11 . jul . 2013 Print This Article

A inadimplência em Campinas, que vinha registrando índices em torno de 7%, estourou no mês de junho, quando nove de cada cem compras a prazo não foram pagas, segundo o balanço divulgado ontem pela Associação Comercial e Industrial de Campinas (Acic). Só em junho, 29.092 carnês não foram pagos. O número é 57,7% maior do que os calotes registrados no mês anterior.

De janeiro a junho, são 100.459 carnês em atraso que, somados, representam R$ 85,9 milhões que deixaram de entrar para o comércio de Campinas. A RMC (Região Metropolitana de Campinas) acompanha a mesma proporção de calotes. São 233.625 carnês vencidos só este ano, que travaram a circulação de R$ 201 milhões no comércio varejista. Segundo o economista Laerte Martins, o principal indutor desse “boom” foi a perda do poder de compra do consumidor frente ao crescimento da inflação, taxa de câmbio e preços dos produtos no mercado.

“Os números do balanço indicam uma brusca elevação da inadimplência na cidade. Sem poder de compra, o consumidor deixou de pagar suas compras e cresceu muito o nível de endividamento das pessoas na cidade”, comenta.

Em junho do ano passado, Campinas registrou 22.879 carnês em atraso. Se comparado aos calotes deste ano, a alta registrada foi de 27,1%.

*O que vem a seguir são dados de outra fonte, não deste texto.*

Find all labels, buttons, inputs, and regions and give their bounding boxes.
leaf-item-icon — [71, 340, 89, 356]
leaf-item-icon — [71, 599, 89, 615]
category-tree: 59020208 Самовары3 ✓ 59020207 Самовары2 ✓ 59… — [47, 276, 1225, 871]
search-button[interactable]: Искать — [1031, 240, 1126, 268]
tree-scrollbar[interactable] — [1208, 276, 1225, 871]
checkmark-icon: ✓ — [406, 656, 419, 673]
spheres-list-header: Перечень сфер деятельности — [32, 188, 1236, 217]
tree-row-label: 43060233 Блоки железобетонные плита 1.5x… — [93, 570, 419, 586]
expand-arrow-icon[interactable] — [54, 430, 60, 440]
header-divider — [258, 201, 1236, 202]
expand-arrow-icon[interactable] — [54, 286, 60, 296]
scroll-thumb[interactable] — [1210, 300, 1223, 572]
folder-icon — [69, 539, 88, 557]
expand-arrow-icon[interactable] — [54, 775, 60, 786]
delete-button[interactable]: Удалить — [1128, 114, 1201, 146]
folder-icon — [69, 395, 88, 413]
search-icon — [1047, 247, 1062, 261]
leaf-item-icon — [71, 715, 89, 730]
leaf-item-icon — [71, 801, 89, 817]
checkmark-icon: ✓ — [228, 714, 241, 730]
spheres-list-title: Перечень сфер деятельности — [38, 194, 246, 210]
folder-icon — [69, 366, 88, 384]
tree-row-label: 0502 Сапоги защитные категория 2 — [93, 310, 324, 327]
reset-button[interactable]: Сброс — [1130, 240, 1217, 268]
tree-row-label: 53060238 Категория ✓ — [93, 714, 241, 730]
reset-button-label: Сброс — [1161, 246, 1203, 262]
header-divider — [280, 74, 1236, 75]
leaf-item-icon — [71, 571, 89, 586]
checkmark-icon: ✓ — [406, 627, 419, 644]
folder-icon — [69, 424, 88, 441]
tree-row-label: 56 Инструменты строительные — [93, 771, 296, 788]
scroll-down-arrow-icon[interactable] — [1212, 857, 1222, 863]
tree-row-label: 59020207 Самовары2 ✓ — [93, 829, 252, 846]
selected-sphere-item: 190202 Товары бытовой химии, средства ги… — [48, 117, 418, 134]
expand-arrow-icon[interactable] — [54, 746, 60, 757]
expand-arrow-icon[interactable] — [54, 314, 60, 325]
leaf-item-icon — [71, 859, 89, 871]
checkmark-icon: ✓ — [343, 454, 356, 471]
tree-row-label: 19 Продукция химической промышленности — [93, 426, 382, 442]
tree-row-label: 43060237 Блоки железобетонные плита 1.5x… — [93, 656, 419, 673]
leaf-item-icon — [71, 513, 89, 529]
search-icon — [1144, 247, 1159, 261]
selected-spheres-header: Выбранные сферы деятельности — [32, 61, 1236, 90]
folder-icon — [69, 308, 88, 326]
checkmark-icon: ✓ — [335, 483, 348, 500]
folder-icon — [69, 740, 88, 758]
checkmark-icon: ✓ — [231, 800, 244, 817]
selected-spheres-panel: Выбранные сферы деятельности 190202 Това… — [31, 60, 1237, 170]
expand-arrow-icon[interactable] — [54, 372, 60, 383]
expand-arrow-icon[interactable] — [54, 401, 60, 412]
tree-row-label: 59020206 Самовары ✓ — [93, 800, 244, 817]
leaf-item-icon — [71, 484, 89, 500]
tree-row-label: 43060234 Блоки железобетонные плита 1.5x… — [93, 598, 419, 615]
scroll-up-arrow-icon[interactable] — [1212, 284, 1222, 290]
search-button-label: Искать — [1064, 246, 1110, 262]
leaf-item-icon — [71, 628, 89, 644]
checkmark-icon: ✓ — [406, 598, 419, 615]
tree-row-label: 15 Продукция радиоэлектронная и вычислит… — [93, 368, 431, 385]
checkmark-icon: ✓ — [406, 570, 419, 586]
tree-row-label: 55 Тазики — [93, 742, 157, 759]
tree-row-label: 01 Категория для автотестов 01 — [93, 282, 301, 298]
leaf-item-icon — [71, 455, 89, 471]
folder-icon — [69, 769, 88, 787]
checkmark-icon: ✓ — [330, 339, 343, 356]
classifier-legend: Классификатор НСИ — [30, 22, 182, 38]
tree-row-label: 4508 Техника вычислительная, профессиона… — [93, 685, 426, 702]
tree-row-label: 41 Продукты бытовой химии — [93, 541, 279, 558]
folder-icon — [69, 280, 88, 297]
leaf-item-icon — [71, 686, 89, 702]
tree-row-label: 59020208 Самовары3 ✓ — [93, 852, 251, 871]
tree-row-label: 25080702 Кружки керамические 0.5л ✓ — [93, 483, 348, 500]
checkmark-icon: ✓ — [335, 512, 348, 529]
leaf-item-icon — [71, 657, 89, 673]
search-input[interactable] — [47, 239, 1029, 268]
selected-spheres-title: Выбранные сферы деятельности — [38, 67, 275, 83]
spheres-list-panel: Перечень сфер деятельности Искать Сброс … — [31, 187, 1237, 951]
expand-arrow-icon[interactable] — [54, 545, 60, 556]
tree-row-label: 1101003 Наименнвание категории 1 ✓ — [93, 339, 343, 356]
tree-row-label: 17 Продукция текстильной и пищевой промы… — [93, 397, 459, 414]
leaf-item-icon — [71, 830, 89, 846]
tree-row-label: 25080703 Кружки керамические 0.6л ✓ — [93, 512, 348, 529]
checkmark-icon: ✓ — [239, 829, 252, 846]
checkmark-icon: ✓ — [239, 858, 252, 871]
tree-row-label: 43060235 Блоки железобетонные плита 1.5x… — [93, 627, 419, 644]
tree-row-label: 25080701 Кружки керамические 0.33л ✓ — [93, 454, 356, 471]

Junho foi o pior dos últimos dez anos

As vendas do comércio no mês de junho foram 8,1% menores do que no mesmo período do ano passado. Além da desaceleração da economia, que contribuiu para a queda, as manifestações que tomaram as ruas no mês passado também tiveram parcela de culpa nos baixos resultados que, segundo análise do economista Laerte Martins, foram os piores dos últimos dez anos.

O volume de vendas caiu 12% por causa das manifestações, comprometendo R$ 26 milhões. O faturamento, se comparado a junho de 2012, reduziu R$ 36 milhões.